Hardly anyone will be surprised to learn that moments ago we just got the latest disappointing economic indicator for an economy that is clearly accelerating in its deterioration. As expected, the April Philly Fed was the latest economic indicator miss, printing at 1.3, down from last month's 2.0, and below expectations of am increase to 3.0. And while the key New Orders reverted back into negative territory after one brief month positive, it was the other components of the Index that a far more pronounced deterioration, namely the Number of Employees which dumped from 2.7 to -6.8, the biggest drop since May 2012, boding ill for the upcoming April NFP number, as well as the Inventories which plunged from 0.0 to -22.2, which means downward Q1 GDP revisions will be forthcoming from every side momentarily as the Wall Street lemmings are forced to resume trimming their exuberance once more just like in 2012... and 2011... and 2010.
From the report [5]:
The survey’s broadest measure of manufacturing conditions, the diffusion index of current activity, was 1.3, just slightly lower than the reading of 2.0 in March (see Chart). The number of firms reporting increased activity this month (22 percent) edged out those reporting decreased activity (21 percent). The demand for manufactured goods remained weak, with the current new orders index declining from 0.5 to -1.0. The shipments index showed continued improvement, however: The index remained positive and edged six points higher, to 9.1, its highest reading in four months. Nearly 28 percent of the firms reported an increase in shipments; 19 percent reported a decrease.
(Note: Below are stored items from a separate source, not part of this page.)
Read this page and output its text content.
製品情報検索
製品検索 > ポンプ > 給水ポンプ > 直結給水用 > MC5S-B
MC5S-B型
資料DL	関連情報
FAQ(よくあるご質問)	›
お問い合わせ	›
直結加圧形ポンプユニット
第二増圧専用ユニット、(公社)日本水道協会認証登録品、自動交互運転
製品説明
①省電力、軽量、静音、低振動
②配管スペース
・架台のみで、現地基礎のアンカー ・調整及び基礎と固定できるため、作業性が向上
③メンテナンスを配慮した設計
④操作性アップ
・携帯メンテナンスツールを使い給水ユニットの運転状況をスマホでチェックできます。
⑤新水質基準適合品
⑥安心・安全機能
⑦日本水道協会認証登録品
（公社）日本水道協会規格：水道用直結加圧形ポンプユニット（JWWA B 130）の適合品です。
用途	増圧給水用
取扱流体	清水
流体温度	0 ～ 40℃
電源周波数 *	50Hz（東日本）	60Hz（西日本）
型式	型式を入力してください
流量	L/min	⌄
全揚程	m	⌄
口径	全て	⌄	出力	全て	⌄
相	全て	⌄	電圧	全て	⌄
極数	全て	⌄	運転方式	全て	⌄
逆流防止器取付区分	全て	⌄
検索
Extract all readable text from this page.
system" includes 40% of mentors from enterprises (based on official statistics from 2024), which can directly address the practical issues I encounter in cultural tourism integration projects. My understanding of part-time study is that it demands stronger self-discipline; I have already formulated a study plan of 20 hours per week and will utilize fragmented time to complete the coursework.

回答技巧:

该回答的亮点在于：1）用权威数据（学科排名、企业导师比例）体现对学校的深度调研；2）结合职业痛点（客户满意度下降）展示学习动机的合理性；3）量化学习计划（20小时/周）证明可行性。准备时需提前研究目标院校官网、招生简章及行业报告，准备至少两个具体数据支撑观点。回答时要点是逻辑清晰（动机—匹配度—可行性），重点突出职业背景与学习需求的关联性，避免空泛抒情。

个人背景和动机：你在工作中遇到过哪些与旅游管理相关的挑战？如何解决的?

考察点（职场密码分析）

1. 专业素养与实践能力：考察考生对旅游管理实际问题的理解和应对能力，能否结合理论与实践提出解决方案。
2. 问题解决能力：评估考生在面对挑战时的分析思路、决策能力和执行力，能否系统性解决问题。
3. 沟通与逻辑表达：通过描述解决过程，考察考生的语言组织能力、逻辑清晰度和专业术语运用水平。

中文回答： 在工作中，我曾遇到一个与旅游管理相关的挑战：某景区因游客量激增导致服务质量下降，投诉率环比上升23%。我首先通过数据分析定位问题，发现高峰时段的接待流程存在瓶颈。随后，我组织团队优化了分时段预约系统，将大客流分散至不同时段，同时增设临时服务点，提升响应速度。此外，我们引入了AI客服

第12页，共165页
Firms reported a notable decrease in inventories this month: The current inventories index fell from zero to -22.2. Labor market conditions showed continued signs of weakness, with indexes suggesting lower employment overall. The employment index decreased from 2.7 in March to -6.8 this month, its first negative reading in three months. The percentage of firms reporting employment decreases (17 percent) exceeded the percentage reporting increases (10 percent). The workweek index remained negative for the fourth consecutive month.